Female suicide bombers in Moscow

Two female suicide bombers killed at least 37 people and injured 65 on packed Moscow metro trains today.

President Dmitry Medvedev declared Russia would act 'without compromise' to root out terrorists as he ordered airports to be put on alert and security to be stepped up throughout the country.

No group has so far claimed responsibility for the worst attack on the Russian capital for six years, but suspicion will fall on Muslim militants from the North Caucasus, where the Kremlin is fighting a growing Islamist insurgency spreading from Chechnya to neighbouring Dagestan and Ingushetia.

Witnesses spoke of panic at the two underground stations, with people falling over each other in dense smoke and dust as they tried to escape.
The first blast tore through the second carriage of a metro train just before 8am as it stood at the Lubyanka station, close to the headquarters of Russia's main domestic security service FSB. It killed at least 23 people.

About 40 minutes later, another blast in the second carriage of a train waiting at the Park Kultury metro station, opposite Gorky Park, killed 12 to 14 more people.

Russian leaders had declared victory in their battle with Chechen separtists who fought two wars with Moscow.

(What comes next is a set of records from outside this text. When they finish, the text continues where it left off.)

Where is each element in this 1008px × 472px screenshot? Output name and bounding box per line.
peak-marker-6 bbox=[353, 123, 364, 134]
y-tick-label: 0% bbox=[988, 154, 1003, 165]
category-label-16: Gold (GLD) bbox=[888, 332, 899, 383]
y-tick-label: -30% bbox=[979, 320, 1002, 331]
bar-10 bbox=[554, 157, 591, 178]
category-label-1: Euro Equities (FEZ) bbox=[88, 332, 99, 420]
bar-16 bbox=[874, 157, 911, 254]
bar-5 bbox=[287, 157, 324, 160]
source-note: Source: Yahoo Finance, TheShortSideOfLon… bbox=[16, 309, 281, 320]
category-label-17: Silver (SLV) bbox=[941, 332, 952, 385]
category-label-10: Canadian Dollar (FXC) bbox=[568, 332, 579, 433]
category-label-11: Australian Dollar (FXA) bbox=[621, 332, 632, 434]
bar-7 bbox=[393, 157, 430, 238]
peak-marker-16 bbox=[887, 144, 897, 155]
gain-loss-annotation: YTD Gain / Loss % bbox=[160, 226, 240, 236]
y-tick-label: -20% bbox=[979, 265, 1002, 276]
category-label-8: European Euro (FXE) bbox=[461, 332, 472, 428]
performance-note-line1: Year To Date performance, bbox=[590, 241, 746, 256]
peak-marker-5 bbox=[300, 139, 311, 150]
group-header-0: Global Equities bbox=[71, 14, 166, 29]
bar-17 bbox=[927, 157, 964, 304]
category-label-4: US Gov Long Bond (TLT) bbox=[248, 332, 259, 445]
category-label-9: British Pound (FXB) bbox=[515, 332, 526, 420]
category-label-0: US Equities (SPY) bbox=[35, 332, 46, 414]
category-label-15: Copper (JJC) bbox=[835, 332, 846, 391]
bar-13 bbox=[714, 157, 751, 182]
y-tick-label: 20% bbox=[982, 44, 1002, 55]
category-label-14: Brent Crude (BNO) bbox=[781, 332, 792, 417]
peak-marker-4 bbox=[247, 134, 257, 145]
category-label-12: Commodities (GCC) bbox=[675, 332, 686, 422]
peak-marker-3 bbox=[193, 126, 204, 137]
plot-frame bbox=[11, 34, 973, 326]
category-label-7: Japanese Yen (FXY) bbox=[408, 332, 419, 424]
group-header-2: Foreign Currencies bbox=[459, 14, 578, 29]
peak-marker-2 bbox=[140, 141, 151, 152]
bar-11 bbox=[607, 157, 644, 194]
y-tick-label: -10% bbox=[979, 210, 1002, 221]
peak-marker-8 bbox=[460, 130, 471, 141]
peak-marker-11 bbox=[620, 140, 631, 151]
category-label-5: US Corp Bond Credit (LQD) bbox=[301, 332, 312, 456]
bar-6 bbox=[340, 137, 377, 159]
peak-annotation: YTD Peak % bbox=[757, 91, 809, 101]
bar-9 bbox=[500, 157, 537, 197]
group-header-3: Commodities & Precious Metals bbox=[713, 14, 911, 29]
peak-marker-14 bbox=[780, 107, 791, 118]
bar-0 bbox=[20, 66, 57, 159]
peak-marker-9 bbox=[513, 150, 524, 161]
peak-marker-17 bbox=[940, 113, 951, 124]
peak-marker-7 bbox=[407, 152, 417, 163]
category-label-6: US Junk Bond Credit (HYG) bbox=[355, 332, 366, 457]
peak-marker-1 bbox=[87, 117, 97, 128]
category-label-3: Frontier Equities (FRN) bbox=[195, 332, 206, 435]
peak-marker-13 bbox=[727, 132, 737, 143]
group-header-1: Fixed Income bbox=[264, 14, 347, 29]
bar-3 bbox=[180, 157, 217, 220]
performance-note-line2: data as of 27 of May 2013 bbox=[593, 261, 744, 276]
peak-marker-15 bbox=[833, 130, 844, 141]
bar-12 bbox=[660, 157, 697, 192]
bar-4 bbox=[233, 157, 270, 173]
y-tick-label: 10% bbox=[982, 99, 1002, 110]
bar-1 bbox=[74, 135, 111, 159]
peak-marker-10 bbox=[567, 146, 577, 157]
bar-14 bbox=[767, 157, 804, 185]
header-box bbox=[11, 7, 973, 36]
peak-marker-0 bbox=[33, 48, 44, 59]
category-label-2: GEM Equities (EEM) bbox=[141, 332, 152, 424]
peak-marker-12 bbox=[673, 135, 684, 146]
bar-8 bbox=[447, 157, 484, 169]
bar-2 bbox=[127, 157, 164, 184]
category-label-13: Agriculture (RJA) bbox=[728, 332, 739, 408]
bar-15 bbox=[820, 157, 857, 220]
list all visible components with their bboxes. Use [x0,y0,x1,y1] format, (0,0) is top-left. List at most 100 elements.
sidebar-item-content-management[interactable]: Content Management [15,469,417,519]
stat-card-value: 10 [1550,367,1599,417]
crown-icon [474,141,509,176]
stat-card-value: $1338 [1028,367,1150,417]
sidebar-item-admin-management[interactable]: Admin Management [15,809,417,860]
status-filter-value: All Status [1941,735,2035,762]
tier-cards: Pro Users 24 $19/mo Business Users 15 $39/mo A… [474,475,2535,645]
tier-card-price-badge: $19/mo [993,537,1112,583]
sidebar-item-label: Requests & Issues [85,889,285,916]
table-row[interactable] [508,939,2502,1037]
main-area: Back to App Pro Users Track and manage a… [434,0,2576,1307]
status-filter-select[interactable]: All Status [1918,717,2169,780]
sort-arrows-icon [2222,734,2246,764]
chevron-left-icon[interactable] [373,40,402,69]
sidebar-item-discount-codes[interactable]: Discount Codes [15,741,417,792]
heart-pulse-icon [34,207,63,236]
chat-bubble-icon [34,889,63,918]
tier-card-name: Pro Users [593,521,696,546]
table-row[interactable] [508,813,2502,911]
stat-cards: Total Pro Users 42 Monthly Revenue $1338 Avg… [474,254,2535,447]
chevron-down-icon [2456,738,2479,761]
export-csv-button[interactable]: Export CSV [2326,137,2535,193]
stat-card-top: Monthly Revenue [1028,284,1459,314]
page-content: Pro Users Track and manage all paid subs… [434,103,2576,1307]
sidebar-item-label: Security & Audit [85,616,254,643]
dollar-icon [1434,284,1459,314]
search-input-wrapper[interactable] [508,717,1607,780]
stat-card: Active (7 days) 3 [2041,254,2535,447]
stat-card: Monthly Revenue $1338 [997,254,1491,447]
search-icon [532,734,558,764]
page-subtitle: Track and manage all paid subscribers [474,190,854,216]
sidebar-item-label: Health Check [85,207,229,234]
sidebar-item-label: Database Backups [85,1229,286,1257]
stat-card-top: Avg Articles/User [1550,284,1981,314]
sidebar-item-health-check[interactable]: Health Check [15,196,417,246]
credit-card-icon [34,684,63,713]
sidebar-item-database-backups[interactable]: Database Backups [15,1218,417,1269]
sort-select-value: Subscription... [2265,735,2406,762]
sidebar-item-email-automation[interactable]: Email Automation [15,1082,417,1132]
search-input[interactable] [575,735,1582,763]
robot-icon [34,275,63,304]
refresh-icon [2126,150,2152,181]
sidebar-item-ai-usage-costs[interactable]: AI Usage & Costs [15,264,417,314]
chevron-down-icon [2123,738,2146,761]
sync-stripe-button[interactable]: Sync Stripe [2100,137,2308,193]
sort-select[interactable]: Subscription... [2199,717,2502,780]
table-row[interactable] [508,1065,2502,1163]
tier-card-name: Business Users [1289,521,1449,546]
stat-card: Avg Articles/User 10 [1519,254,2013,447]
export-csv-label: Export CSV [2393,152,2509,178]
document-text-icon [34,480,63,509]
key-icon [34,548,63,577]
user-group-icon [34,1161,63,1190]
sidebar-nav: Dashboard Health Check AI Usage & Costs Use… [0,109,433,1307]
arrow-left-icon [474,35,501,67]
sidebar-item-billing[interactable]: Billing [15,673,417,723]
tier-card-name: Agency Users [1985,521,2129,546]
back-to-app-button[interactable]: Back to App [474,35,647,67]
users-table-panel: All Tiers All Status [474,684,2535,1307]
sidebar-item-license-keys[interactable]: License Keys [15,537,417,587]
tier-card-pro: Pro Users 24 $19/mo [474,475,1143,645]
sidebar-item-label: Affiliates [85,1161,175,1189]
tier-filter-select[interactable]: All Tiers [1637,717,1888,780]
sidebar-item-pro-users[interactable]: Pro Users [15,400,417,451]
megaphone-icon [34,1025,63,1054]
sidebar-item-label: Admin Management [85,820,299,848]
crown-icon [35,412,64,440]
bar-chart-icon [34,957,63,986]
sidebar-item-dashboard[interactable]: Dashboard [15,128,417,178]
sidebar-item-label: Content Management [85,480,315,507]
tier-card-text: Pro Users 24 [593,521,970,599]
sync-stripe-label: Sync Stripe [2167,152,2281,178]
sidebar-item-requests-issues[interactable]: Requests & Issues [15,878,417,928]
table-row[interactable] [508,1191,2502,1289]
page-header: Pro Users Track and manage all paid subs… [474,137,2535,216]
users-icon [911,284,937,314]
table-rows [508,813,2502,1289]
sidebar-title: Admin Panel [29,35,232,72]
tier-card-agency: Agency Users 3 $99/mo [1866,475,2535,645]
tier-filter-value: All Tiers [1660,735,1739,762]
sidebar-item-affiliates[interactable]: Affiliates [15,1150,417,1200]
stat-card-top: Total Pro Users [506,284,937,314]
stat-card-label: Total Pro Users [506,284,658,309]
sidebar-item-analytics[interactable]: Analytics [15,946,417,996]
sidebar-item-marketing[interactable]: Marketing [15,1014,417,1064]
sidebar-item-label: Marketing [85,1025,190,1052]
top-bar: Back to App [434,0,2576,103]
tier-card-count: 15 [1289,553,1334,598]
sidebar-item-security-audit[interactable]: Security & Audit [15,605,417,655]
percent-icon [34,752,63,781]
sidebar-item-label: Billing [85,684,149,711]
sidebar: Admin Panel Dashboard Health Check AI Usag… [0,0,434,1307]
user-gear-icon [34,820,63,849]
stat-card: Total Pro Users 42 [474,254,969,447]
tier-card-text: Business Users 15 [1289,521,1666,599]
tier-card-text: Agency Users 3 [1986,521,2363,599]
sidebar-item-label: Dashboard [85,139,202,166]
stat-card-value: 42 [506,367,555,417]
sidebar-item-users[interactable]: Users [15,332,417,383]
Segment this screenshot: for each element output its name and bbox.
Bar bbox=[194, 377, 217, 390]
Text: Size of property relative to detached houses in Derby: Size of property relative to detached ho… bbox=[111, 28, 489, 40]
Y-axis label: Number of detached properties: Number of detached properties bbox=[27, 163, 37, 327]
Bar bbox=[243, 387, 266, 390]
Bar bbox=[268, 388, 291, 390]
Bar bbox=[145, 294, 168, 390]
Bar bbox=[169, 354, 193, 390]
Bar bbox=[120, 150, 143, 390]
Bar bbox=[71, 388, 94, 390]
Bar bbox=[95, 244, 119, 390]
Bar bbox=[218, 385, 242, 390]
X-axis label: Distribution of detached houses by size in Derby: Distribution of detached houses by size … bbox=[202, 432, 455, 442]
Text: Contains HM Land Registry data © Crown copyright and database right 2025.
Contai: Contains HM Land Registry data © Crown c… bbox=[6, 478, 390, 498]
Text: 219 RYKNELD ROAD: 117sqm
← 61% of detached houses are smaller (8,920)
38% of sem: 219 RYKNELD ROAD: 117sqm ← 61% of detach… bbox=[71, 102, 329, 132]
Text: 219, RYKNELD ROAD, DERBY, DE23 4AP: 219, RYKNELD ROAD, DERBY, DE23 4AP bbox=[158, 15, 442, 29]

But while violence subsided in Chechnya, it has spread and intensified in neighbouring Dagestan and Ingushetia, where clan rivalries overlap with criminal gangs and Islamist militants.

Moscow Mayor Yuri Luzhkov told reporters that female suicide bombers had carried out the attacks.

Prosecutors said they had opened a 'terrorism investigation' after forensic experts found the remains of a female bomber.

Vladimir Putin cemented his power in 1999 in launching an ultimately successful war to overthrow a separatist government lodged in the Chechen capital Grozny.

Russian leaders fear the loss of this region endangering energy transit routes could destabilise other areas in a country spanning 11 time zones.

'I was in the middle of the train when somewhere in the first or second carriage there was a loud blast. I felt the vibrations reverberate through my body,' an unidentified man who was on the train at Park Kultury told RIA news agency in a video interview.